In diesem Essay geht es um den Übergang von Philosophie zur Wissenschaft im 15. Jhd. (ungeachtet der re-entries durch die eigentliche Philosophie des Idealismus und den vielen "Philosophien" von alternden Naturwisssenschaftlern in der Neuzeit.). Als Philosophie gilt dabei, was heute als die Lehren der alten Griechen behandelt wird, die im europäischen Mittelalter durch die neu begründete Wissenschaft aufgehoben wurden. (Mehr dazu bei G. Galilei)

Das Buch hat ein roman-typisches Plot: Ein leninistischer Parteifunktionär versucht die Philosophie so zu verstehen, dass sie praktischen Nutzen in der Politik hat. Dazu holt er sich als Anfänger (in den Dialogen als A) Rat bei einem Wissenden (in den Dialogen als B wie Bogdanov), der sich sokratisch verhält, also doziert, aber die Verantwortung dem Fragenden zuweist - aber schliesslich nichts über den praktischen Nutzen seiner Weisheit sagt.

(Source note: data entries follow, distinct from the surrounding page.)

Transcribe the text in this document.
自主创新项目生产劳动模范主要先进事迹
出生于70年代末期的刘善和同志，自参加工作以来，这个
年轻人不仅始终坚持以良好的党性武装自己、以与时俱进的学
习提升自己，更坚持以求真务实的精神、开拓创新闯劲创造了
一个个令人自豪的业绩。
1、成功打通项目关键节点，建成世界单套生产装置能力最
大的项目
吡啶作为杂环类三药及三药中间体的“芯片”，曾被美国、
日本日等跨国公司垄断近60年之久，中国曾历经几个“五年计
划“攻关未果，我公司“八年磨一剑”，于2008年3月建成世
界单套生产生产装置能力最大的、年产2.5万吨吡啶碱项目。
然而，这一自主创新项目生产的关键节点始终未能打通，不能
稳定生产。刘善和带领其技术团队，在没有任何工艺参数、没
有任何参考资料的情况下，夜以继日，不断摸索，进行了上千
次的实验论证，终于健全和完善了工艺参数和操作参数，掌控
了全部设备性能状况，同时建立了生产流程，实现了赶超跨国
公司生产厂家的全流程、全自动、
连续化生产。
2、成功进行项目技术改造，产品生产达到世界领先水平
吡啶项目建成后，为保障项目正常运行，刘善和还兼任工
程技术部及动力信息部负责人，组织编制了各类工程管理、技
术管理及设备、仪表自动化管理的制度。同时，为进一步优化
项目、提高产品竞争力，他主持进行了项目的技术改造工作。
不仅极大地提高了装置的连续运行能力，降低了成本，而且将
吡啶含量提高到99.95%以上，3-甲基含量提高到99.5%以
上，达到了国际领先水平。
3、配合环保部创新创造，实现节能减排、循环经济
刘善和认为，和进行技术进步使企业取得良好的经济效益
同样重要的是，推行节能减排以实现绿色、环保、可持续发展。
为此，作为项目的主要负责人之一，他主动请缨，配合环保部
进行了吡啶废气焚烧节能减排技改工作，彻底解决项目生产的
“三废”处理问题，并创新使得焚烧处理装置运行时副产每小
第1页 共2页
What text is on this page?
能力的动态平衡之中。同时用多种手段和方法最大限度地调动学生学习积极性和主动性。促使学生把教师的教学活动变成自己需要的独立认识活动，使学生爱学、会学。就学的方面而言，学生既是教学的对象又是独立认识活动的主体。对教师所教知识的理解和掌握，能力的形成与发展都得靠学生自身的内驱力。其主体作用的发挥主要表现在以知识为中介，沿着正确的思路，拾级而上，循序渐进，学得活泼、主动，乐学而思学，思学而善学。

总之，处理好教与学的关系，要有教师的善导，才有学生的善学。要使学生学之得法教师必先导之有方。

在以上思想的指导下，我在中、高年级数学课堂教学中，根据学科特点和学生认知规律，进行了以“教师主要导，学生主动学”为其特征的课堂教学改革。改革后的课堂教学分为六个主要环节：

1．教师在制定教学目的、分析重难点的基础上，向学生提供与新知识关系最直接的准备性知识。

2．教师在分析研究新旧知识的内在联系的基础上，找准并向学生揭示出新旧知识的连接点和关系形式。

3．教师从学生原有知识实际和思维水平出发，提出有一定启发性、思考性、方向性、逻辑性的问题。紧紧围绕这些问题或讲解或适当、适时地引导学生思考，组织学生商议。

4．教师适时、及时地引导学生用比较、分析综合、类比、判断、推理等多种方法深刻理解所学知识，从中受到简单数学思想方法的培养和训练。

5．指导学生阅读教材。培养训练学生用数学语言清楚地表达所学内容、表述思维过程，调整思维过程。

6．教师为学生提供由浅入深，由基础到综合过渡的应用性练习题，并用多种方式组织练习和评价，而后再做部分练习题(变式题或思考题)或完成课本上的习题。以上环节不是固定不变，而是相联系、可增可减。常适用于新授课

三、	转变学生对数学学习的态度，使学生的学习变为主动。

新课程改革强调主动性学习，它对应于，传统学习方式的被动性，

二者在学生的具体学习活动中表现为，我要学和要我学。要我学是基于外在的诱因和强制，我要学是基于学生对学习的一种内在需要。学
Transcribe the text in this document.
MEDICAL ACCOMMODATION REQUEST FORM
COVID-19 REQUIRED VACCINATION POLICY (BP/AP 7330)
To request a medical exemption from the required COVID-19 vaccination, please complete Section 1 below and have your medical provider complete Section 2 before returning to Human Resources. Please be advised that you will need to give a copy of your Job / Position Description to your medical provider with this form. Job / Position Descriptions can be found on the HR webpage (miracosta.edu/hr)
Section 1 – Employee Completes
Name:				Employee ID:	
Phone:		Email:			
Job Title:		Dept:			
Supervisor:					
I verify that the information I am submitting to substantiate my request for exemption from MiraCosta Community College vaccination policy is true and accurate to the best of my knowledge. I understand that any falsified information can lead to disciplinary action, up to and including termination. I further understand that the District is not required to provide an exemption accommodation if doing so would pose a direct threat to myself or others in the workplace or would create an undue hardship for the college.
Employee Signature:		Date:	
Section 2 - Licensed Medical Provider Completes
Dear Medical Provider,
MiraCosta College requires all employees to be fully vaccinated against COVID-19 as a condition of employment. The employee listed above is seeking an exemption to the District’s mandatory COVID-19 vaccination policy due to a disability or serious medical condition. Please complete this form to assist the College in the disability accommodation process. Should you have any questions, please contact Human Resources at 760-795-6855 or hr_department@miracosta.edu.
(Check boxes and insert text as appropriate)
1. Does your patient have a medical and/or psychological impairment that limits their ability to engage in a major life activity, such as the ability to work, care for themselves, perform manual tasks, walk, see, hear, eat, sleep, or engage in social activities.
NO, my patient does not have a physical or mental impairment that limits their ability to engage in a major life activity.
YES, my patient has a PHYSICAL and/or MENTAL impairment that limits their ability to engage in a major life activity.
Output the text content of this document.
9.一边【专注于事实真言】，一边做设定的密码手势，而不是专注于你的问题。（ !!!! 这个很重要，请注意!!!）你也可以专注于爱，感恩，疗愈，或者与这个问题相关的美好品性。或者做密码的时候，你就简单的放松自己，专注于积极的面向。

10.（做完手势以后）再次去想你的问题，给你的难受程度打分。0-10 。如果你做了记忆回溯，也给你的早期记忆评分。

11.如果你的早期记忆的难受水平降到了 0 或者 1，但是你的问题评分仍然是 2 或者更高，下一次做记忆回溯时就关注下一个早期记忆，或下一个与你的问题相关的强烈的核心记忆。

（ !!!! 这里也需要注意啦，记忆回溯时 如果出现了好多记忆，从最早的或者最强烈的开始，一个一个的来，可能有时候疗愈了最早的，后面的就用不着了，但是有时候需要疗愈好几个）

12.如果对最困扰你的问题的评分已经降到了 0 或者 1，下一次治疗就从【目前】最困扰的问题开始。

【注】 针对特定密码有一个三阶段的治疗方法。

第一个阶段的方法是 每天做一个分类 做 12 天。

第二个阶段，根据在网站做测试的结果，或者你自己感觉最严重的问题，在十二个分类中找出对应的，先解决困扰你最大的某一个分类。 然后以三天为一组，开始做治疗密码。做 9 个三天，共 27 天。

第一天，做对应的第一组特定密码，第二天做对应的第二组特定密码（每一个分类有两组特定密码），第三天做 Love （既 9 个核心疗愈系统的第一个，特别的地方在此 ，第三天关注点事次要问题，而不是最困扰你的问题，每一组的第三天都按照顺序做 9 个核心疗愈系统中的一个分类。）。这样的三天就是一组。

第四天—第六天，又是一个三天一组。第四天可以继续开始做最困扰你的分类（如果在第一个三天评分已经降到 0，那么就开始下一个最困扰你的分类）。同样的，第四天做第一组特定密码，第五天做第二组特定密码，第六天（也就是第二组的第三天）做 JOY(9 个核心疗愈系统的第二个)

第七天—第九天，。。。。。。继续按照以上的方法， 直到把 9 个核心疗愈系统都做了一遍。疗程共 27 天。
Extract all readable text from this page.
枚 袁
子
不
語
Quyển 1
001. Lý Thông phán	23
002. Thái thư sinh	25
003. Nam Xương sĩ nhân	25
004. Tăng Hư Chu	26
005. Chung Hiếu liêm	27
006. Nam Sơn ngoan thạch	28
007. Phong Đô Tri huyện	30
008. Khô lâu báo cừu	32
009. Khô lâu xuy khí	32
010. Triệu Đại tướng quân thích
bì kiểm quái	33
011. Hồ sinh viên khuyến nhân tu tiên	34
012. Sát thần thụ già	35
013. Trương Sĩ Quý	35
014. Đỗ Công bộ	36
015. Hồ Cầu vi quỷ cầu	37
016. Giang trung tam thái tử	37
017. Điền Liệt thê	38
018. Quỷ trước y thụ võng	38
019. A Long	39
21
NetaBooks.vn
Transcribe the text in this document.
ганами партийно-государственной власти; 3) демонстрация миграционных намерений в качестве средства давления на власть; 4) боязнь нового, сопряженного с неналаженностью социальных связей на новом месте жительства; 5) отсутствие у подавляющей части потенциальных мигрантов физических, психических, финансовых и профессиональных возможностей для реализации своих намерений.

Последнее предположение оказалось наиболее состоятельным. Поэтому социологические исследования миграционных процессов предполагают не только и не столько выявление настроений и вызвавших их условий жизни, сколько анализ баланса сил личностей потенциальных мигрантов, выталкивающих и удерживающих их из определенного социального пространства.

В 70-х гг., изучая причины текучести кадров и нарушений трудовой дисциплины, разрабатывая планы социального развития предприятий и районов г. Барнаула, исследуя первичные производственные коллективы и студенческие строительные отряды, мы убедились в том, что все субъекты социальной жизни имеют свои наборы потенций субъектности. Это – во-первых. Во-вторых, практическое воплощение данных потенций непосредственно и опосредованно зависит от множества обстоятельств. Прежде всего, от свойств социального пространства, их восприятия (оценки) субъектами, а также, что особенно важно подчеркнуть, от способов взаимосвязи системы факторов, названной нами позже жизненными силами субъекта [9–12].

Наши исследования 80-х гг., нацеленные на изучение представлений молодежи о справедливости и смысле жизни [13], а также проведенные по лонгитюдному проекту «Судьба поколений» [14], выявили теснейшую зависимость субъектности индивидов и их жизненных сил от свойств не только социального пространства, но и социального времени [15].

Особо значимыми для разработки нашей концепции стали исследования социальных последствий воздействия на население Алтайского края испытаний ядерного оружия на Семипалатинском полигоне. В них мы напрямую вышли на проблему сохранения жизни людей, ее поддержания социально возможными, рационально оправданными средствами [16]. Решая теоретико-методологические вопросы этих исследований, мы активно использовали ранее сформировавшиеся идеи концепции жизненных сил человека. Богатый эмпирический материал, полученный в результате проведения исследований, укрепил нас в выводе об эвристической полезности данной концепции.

Die Kernaussage lautet, dass die Philosophie behandele, was die Wissenschaft noch nicht behandeln kann. Als Beispiel dient Demokrit, der keine Ahung von Atomen im wissenschaftlichen Sinn hatte, aber das Atom ins Denken gebracht hat. Und umgekehrt hat Kopernikus Wissenschaft gemacht, aber nur innerhalb einer entsprechend entwickelten Produktivkraft konnte er philosophische bereits vorhandenen Ideen einen praktischen Sinn geben.

Die 4 Dialoge:

1. Dialog:
A. schildert sein erfolgsloses Bemühen um Philosophie. B unterscheidet Basis und Überbau und betont, dass man die Basis (Produktivkräfte) zuerst beherrschen müsse: Was wissen Sie über den Webstuhl, den Traktor oder das Pferd? Und über die Physiologie der Arbeit?

Das eigentliche Beispiel bildet der - in den Wissenschaften - umstrittene Energie-Begriff, während jener der Philosophen nur noch auf Unwissenheit beruhe (S. 68).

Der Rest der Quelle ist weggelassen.